REPUBLIKA.CO.ID, JAKARTA -- Peneliti dari Pusat Riset Geoteknologi Badan Riset dan Inovasi Nasional (BRIN), Eko Yulianto, merekomendasikan rumah-rumah yang ada di Indonesia untuk membuat 'ruang aman' yang bisa digunakan sebagai tempat berlindung ketika suatu waktu terjadi gempa bumi. Hal itu dia sebut dapat menjadi jalan tengah di tengah situasi dan kondisi masyarakat Indonesia saat ini.
"Pada kondisi saat ini adalah bagaimana menyelamatkan atau melindungi sebagian besar masyarakat Indonesia yang rumahnya belum baik kalau menghadapi risiko gempa. Makanya kemudian rekomendasi yang menurut saya paling masuk akal sebagai jalan tengah adalah membuat ruang aman," kata Eko kepada Republika.co.id, Rabu (23/11/2022).
Eko mengatakan, setiap rumah perlu memiliki ruang aman sebagai tempat berlindung oleh penghuninya ketika gempa sewaktu-waktu terjadi. Ruang aman, kata dia, dapat berupa ruangan yang benar-benar diperkuat bangunannya, baik itu kamar tidur maupun kamar mandi. Ruang aman ini menjadi penting karena kapan, di mana, dan seberapa besar gempa di masa depan tidak pernah diketahui.
"Kalau kamar tidur terlalu besar dan terlalu mahal, bisa kamar mandi. Yang penting mencukupi untuk penghuni rumah itu," kata Eko.
Dia menambahkan, jika memperbaiki suatu ruangan dinilai terlalu mahal, perabotan bisa menjadi jalan keluar lainnya. Meja, tempat tidur, tangga, atau perabotan-perabotan lain yang ada di rumah dapat diperkuat atau diperkokoh kaki-kakinya sehingga nantinya bisa digunakan sebagai tempat berlindung.
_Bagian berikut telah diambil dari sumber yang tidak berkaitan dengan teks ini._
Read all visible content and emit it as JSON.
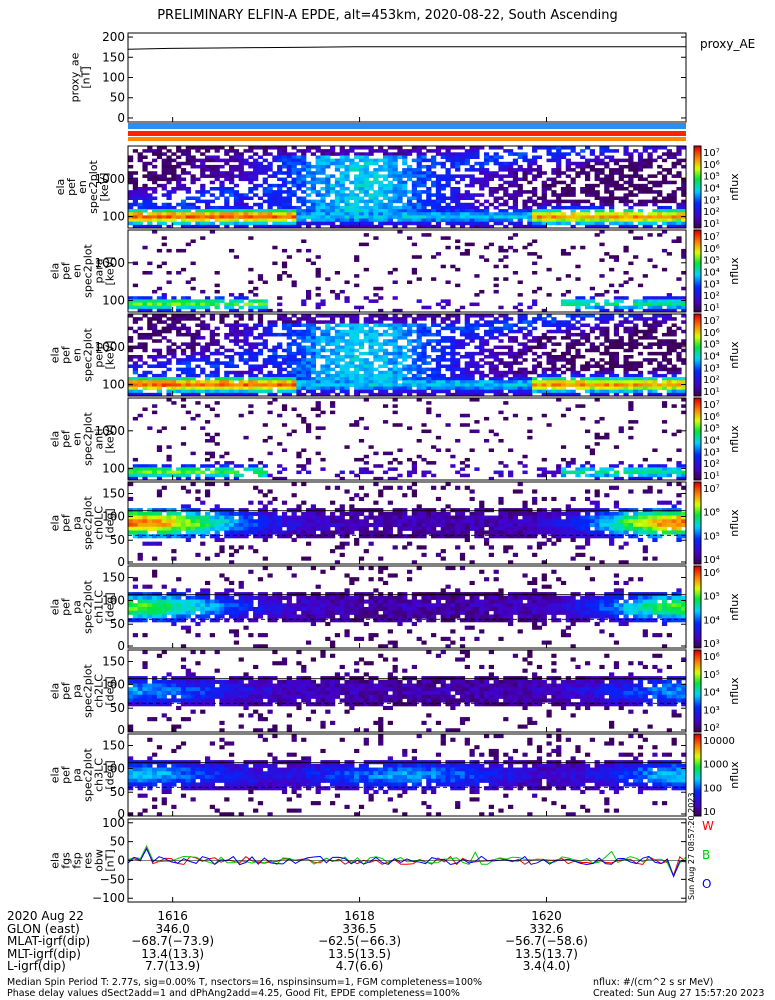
{
  "title": "PRELIMINARY ELFIN-A EPDE, alt=453km, 2020-08-22, South Ascending",
  "colors": {
    "band_top": "#2a8ff0",
    "band_mid": "#ff2200",
    "band_bottom": "#ff8800",
    "trace_w": "#ff0000",
    "trace_b": "#00cc00",
    "trace_o": "#0000ff"
  },
  "chart_data": [
    {
      "type": "line",
      "name": "proxy_ae",
      "legend": "proxy_AE",
      "ylabel": [
        "proxy_ae",
        "[nT]"
      ],
      "ylim": [
        -10,
        210
      ],
      "yticks": [
        "200",
        "150",
        "100",
        "50",
        "0"
      ],
      "x": [
        16.05,
        16.5,
        17.0,
        17.5,
        18.0,
        18.5,
        19.0,
        19.5,
        20.0,
        20.5,
        21.0,
        21.5,
        22.1
      ],
      "y": [
        170,
        172,
        173,
        174,
        175,
        176,
        176,
        176,
        176,
        176,
        176,
        176,
        176
      ]
    },
    {
      "type": "heatmap",
      "name": "energy_spectrogram_1",
      "ylabel": [
        "ela",
        "pef",
        "en",
        "spec2plot",
        "[keV]"
      ],
      "yticks": [
        "1000",
        "100"
      ],
      "colorbar": {
        "label": "nflux",
        "ticks": [
          "10⁷",
          "10⁶",
          "10⁵",
          "10⁴",
          "10³",
          "10²",
          "10¹"
        ]
      }
    },
    {
      "type": "heatmap",
      "name": "energy_spectrogram_2",
      "ylabel": [
        "ela",
        "pef",
        "en",
        "spec2plot",
        "para",
        "[keV]"
      ],
      "yticks": [
        "1000",
        "100"
      ],
      "colorbar": {
        "label": "nflux",
        "ticks": [
          "10⁷",
          "10⁶",
          "10⁵",
          "10⁴",
          "10³",
          "10²",
          "10¹"
        ]
      }
    },
    {
      "type": "heatmap",
      "name": "energy_spectrogram_3",
      "ylabel": [
        "ela",
        "pef",
        "en",
        "spec2plot",
        "perp",
        "[keV]"
      ],
      "yticks": [
        "1000",
        "100"
      ],
      "colorbar": {
        "label": "nflux",
        "ticks": [
          "10⁷",
          "10⁶",
          "10⁵",
          "10⁴",
          "10³",
          "10²",
          "10¹"
        ]
      }
    },
    {
      "type": "heatmap",
      "name": "energy_spectrogram_4",
      "ylabel": [
        "ela",
        "pef",
        "en",
        "spec2plot",
        "anti",
        "[keV]"
      ],
      "yticks": [
        "1000",
        "100"
      ],
      "colorbar": {
        "label": "nflux",
        "ticks": [
          "10⁷",
          "10⁶",
          "10⁵",
          "10⁴",
          "10³",
          "10²",
          "10¹"
        ]
      }
    },
    {
      "type": "heatmap",
      "name": "pitch_angle_ch0",
      "ylabel": [
        "ela",
        "pef",
        "pa",
        "spec2plot",
        "ch0LC",
        "[deg]"
      ],
      "yticks": [
        "150",
        "100",
        "50",
        "0"
      ],
      "colorbar": {
        "label": "nflux",
        "ticks": [
          "10⁷",
          "10⁶",
          "10⁵",
          "10⁴"
        ]
      }
    },
    {
      "type": "heatmap",
      "name": "pitch_angle_ch1",
      "ylabel": [
        "ela",
        "pef",
        "pa",
        "spec2plot",
        "ch1LC",
        "[deg]"
      ],
      "yticks": [
        "150",
        "100",
        "50",
        "0"
      ],
      "colorbar": {
        "label": "nflux",
        "ticks": [
          "10⁶",
          "10⁵",
          "10⁴",
          "10³"
        ]
      }
    },
    {
      "type": "heatmap",
      "name": "pitch_angle_ch2",
      "ylabel": [
        "ela",
        "pef",
        "pa",
        "spec2plot",
        "ch2LC",
        "[deg]"
      ],
      "yticks": [
        "150",
        "100",
        "50",
        "0"
      ],
      "colorbar": {
        "label": "nflux",
        "ticks": [
          "10⁶",
          "10⁵",
          "10⁴",
          "10³",
          "10²"
        ]
      }
    },
    {
      "type": "heatmap",
      "name": "pitch_angle_ch3",
      "ylabel": [
        "ela",
        "pef",
        "pa",
        "spec2plot",
        "ch3LC",
        "[deg]"
      ],
      "yticks": [
        "150",
        "100",
        "50",
        "0"
      ],
      "colorbar": {
        "label": "nflux",
        "ticks": [
          "10000",
          "1000",
          "100",
          "10"
        ]
      }
    },
    {
      "type": "line",
      "name": "fgs_residual",
      "ylabel": [
        "ela",
        "fgs",
        "fsp",
        "res",
        "obw",
        "[nT]"
      ],
      "ylim": [
        -110,
        110
      ],
      "yticks": [
        "100",
        "50",
        "0",
        "−50",
        "−100"
      ],
      "legend": [
        "W",
        "B",
        "O"
      ],
      "stamp": "Sun Aug 27 08:57:20 2023"
    }
  ],
  "xaxis": {
    "labels": [
      "2020 Aug 22",
      "GLON (east)",
      "MLAT-igrf(dip)",
      "MLT-igrf(dip)",
      "L-igrf(dip)"
    ],
    "ticks": [
      {
        "time": "1616",
        "glon": "346.0",
        "mlat": "−68.7(−73.9)",
        "mlt": "13.4(13.3)",
        "l": "7.7(13.9)"
      },
      {
        "time": "1618",
        "glon": "336.5",
        "mlat": "−62.5(−66.3)",
        "mlt": "13.5(13.5)",
        "l": "4.7(6.6)"
      },
      {
        "time": "1620",
        "glon": "332.6",
        "mlat": "−56.7(−58.6)",
        "mlt": "13.5(13.7)",
        "l": "3.4(4.0)"
      }
    ]
  },
  "footer": {
    "line1": "Median Spin Period T: 2.77s, sig=0.00% T, nsectors=16, nspinsinsum=1, FGM completeness=100%",
    "line2": "Phase delay values dSect2add=1 and dPhAng2add=4.25, Good Fit, EPDE completeness=100%",
    "units": "nflux: #/(cm^2 s sr MeV)",
    "created": "Created: Sun Aug 27 15:57:20 2023"
  }
}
"Sehingga kalau ada ancaman itu datang maka penghuni bisa masuk ke situ dan selamat meski katakanlah bangunannya roboh. Itu paling masuk akal karena lebih murah daripada misalnya imbauan yang bersifat normatif harus membuat rumah tahan gempa. Terlalu mahal itu untuk sebagian besar masyarakat Indonesia," kata Eko.
Menurut Eko, sosialisasi terkait perlunya ruang aman di suatu rumah perlu dilakukan lebih masif. Sebab, dia melihat secara umum kesadaran masyarakat akan hal itu masih belum baik. Gempa, kata dia, masih belum dilihat sebagai sebuah ancaman yang nyata, yang dapat sewaktu-waktu terjadi.
"Boleh dikatakan secara umum belum (terbentuk kesadaran) untuk konteks gempa. Karena barangkali salah satu penyebabnya adalah peristiwa itu berulangannya panjang waktunya. Sehingga kemudian tidak dilihat sebagai sebuah ancaman yang nyata," tutur dia.